Notas desafinadas na orquestra do governo são comuns em seu início. Muita gente chega sem tarimba de falar à imprensa, outros não dominam bem os assuntos de que vai cuidar e alguns tendem a externar suas próprias visões do mundo, sem levar em conta que agora fazem parte de um conjunto. Assim, devemos relevar os escorregões de ministros e outras autoridades neste começo. Já comentamos aqui as declarações do novo ministro do Desenvolvimento, que deitou falação sobre câmbio e juros, atribuindo equivocamente ao ministro da Fazenda a exclusividade para falar desses assuntos.

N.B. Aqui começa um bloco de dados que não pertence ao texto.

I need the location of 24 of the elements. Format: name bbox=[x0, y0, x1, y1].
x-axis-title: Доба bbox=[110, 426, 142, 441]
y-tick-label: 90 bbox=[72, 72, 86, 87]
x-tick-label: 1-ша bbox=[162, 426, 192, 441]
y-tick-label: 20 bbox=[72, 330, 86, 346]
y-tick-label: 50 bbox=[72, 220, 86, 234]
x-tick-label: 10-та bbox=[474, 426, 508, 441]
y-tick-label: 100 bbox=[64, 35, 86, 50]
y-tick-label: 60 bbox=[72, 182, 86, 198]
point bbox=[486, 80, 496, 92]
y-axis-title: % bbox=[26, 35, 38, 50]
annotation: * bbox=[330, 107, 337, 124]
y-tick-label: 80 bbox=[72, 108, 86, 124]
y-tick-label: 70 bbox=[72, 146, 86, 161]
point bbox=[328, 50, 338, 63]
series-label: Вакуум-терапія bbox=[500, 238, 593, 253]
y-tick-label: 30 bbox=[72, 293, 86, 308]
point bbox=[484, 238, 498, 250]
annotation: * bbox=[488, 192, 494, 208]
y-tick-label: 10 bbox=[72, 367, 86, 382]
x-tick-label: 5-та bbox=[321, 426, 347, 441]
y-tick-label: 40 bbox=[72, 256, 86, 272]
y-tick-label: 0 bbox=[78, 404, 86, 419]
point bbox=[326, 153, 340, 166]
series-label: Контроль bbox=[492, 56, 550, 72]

Agora foi a vez do novo ministro da Previdência, Garibaldi Alves. Como disse O Globo de hoje, ele anunciou estudo para substituir o fator previdenciário pela aposentadoria por idade mínima. O ministro ter-se-ia inspirado nas reclamações que recebeu, como parlamentar, contra o fator previdenciário, criado no governo FHC. A matéria acrescenta que gente do governo e especialistas dizem que o fator não cumpre mais seu objetivo inicial de retardar aposentadorias e pune quem começou a trabalhar mais cedo.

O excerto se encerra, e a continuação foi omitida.